In den Diskussionen um den Entwurf des Abschlussstatements forderten die USA, die EU und Japan einen Bezug auf die Überproduktion in der Stahlindustrie. Vertreter der EU warnten, eine gegenteilige Entscheidung könne sich negativ auf Chinas Versuche auswirken, den Status als „Marktwirtschaft“ in der Welthandelsorganisation (WTO) zu erlangen. Peking ist sehr auf diesen Status aus, über den zum Ende des Jahres entschieden wird, weil er die Möglichkeiten anderer Länder begrenzt, gegen seine Handelspolitik vorzugehen.

Der erste Vorschlag lautete, die Organisation für wirtschaftliche Zusammenarbeit und Entwicklung (OECD) solle eine solche Überwachung durchführen. Ein solcher Vorschlag erinnert an nichts weniger als an die Zeiten der imperialistischen Herrschaft über die Kolonien. Doch nachdem Indien mehrere Einwände erhoben und darauf hingewiesen hatte, dass weder es selbst noch China OECD-Mitglieder sind, wurde der Vorschlag abgeändert. Nun soll bis 2017 soll ein „globales Forum für überschüssige Stahlkapazität“ eingerichtet werden, wobei die OECD helfen soll.

In Wirklichkeit könnte der gesamte produzierte Stahl für dringend benötigte Infrastrukturprojekte auf der ganzen Welt benutzt werden. Dass die „Überkapazität“ der Stahlproduktion dennoch ein zentrales Thema beim G20-Gipfel ist, verdeutlicht die zunehmende Krise des Profitsystems.

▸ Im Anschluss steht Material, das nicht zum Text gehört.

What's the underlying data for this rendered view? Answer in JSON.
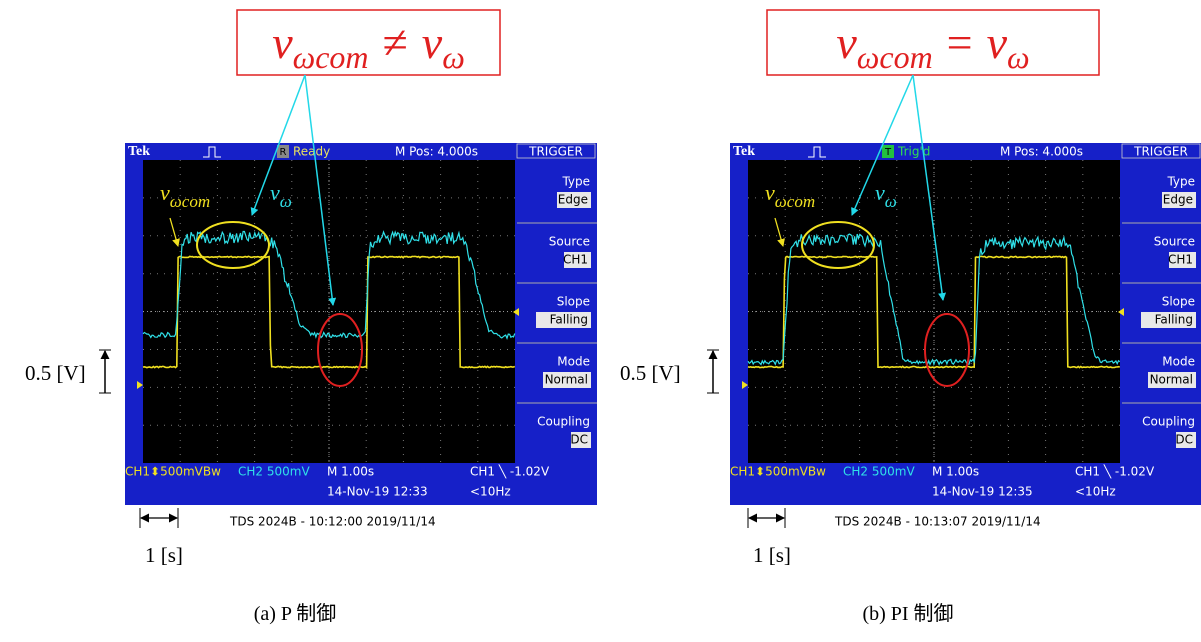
{
  "panels": [
    {
      "callout": {
        "lhs": "v",
        "lhs_sub": "ωcom",
        "relation": "≠",
        "rhs": "v",
        "rhs_sub": "ω"
      },
      "trace_labels": {
        "ch1": "v",
        "ch1_sub": "ωcom",
        "ch2": "v",
        "ch2_sub": "ω"
      },
      "scope": {
        "brand": "Tek",
        "status_icon": "R",
        "status": "Ready",
        "m_pos": "M Pos: 4.000s",
        "menu_title": "TRIGGER",
        "menu": [
          {
            "label": "Type",
            "value": "Edge"
          },
          {
            "label": "Source",
            "value": "CH1"
          },
          {
            "label": "Slope",
            "value": "Falling"
          },
          {
            "label": "Mode",
            "value": "Normal"
          },
          {
            "label": "Coupling",
            "value": "DC"
          }
        ],
        "ch1_scale": "CH1⬍500mVBw",
        "ch2_scale": "CH2  500mV",
        "timebase": "M 1.00s",
        "trigger_level": "CH1 ╲ -1.02V",
        "datetime": "14-Nov-19 12:33",
        "freq": "<10Hz"
      },
      "footer": "TDS 2024B - 10:12:00   2019/11/14",
      "voltage_scale": "0.5 [V]",
      "time_scale": "1 [s]",
      "caption": "(a) P 制御"
    },
    {
      "callout": {
        "lhs": "v",
        "lhs_sub": "ωcom",
        "relation": "=",
        "rhs": "v",
        "rhs_sub": "ω"
      },
      "trace_labels": {
        "ch1": "v",
        "ch1_sub": "ωcom",
        "ch2": "v",
        "ch2_sub": "ω"
      },
      "scope": {
        "brand": "Tek",
        "status_icon": "T",
        "status": "Trig'd",
        "m_pos": "M Pos: 4.000s",
        "menu_title": "TRIGGER",
        "menu": [
          {
            "label": "Type",
            "value": "Edge"
          },
          {
            "label": "Source",
            "value": "CH1"
          },
          {
            "label": "Slope",
            "value": "Falling"
          },
          {
            "label": "Mode",
            "value": "Normal"
          },
          {
            "label": "Coupling",
            "value": "DC"
          }
        ],
        "ch1_scale": "CH1⬍500mVBw",
        "ch2_scale": "CH2  500mV",
        "timebase": "M 1.00s",
        "trigger_level": "CH1 ╲ -1.02V",
        "datetime": "14-Nov-19 12:35",
        "freq": "<10Hz"
      },
      "footer": "TDS 2024B - 10:13:07   2019/11/14",
      "voltage_scale": "0.5 [V]",
      "time_scale": "1 [s]",
      "caption": "(b) PI 制御"
    }
  ]
}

Die Spannungen auf dem Gipfel blieben freilich nicht auf die Stahlproduktion oder die Beziehungen zwischen China und anderen Großmächten beschränkt.

Als Antwort auf die Kritik der USA an der Entscheidung der EU, Apple zur Nachzahlung von dreizehn Milliarden Dollar zu verurteilen, wies Juncker den Vorwurf zurück, Apple sei als amerikanisches Unternehmen gezielt ausgewählt worden. Er erklärte, frühere derartige Urteile hätten sich auch gegen europäische Unternehmen gerichtet: „Es handelt sich nicht um eine Entscheidung gegen die Vereinigten Staaten.“

Im Vorfeld des Urteils gegen Apple hatten Deutschland und Frankreich erklärt, dass bei den Verhandlungen über das Freihandelsabkommen TTIP zwischen der EU und den USA kaum eine Chance auf einen erfolgreichen Abschluss besteht. Der deutsche Wirtschaftsminister und Vizekanzler Sigmar Gabriel hatte letzte Woche im ZDF-Sommerinterview erklärt, die Verhandlungen seien „de facto gescheitert“, weil sich die Europäer natürlich nicht den Forderungen der USA unterwerfen könnten.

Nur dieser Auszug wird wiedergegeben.